Rev Brown visited London in 1908 where he published GEORGE BROWN, D.D. PIONEER-MISSIONARY AND EXPLORER: AN AUTOBIOGRAPHY and in the following year MELANESIANS AND POLYNESIANS: THEIR LIFE-HISTORIES DESCRIBED AND COMPAIRED.
Rev Brown died in 1917 and was buried in the Methodist section of the Gore Hill Cemetery near Sydney. His extensive collection of South Sea artefacts was bought by the Bowes Museum at Barnard Castle in England, over thirty volumes of his papers are in the Mitchell Library, Sydney and The Australian Museum, Sydney holds a large collection of Brown's glass plate negatives which were acquired from Tyrell's Bookshop during the 1930s. Brown's images were published as photographic plates in many of his own works and some of these photographs have appeared as plates in both his autobiography GEORGE BROWN: PIONEER-MISSIONARY AND EXPLORER (1908) and in MELANESIANS AND POLYNESIANS (1910).

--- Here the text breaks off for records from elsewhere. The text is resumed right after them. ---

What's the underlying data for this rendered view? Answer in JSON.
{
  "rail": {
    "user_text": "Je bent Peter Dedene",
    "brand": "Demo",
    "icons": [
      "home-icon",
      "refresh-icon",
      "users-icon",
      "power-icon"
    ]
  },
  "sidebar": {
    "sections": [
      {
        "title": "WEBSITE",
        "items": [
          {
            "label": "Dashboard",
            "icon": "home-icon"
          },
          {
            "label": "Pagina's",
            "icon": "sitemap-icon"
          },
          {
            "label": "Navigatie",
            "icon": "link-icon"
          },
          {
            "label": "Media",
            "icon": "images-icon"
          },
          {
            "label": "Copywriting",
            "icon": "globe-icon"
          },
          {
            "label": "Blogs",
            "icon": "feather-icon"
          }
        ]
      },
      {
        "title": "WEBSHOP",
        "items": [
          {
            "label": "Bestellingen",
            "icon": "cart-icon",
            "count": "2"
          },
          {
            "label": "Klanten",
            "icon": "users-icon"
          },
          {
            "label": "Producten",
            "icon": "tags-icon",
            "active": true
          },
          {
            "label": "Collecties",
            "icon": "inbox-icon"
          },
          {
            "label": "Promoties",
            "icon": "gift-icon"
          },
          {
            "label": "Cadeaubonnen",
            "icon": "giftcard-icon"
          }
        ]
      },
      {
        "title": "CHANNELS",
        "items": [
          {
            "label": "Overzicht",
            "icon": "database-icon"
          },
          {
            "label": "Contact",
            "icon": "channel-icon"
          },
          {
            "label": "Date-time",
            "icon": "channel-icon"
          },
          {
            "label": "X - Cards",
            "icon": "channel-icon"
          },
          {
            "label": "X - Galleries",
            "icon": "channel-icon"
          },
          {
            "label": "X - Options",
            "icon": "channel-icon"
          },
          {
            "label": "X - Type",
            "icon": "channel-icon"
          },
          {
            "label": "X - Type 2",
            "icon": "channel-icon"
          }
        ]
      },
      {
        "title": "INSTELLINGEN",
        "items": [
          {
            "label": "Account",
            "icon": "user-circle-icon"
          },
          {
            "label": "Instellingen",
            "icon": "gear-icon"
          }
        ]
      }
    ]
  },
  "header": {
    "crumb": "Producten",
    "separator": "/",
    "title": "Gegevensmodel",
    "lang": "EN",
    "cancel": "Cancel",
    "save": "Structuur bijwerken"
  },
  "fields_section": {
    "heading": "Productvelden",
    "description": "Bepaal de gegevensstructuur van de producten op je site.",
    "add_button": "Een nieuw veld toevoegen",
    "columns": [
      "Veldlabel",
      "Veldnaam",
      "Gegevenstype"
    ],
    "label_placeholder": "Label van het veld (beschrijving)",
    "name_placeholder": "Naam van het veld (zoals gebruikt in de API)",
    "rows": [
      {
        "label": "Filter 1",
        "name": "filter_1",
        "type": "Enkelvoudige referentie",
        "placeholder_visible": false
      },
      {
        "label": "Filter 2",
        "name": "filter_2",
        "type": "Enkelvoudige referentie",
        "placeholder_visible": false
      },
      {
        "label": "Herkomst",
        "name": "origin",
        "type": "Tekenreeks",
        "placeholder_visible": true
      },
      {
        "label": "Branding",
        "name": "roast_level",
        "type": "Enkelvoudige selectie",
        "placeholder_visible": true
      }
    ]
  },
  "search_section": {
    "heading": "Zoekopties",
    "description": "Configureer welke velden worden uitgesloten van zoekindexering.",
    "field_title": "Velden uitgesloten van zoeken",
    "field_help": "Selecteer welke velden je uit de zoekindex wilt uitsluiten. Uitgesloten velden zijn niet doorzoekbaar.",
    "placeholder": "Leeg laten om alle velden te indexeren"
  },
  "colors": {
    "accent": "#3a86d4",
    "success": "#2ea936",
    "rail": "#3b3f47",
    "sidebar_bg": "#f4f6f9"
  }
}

An adventurous and practical man, Rev Brown earned the respect and friendship of colonial administrators such as Sir Arthur Gordon (First Governor of Fiji, Governor of New Zealand and later Governor of Ceylon), Sir John Bates Thurston (High Commissioner to the Western Pacific; Colonial Secretary of Fiji), and C M Woodford (Commissioner of the Solomon Islands Protectorate) and the writer R L Stevenson.
In his autobiography (1908) he gives a short account of his fourth voyage to New Guinea in June - July 1899 on board the steamer MORESBY. The MORESBY left Sydney on 18 June 1899 bound for Thursday Island, Port Moresby, Dobu Island, Normanby Island, Kiriwina, New Britain and the Solomons (New Georgia and the Shortland Group). The majority of the passengers on the MORESBY were connected with missionary work, and included Roman Catholics from Samoa and Fiji, the Lutheran Rev Pastor Flierl, members of the London Missionary Society, the Anglican Mission in New Guinea and the Methodist Church, of whom Brown was the principal representative.
SignificancePhotographic material associated with 19th century missionary activity in the Pacific is scarce, and these photographs offer an insight into the activities of a major figure, Reverend Dr George Brown. Reverend Brown's photographs are significant as pictorial records of the missions and the history of Methodism, as well as documenting the ethnographic diversity of the Pacific region.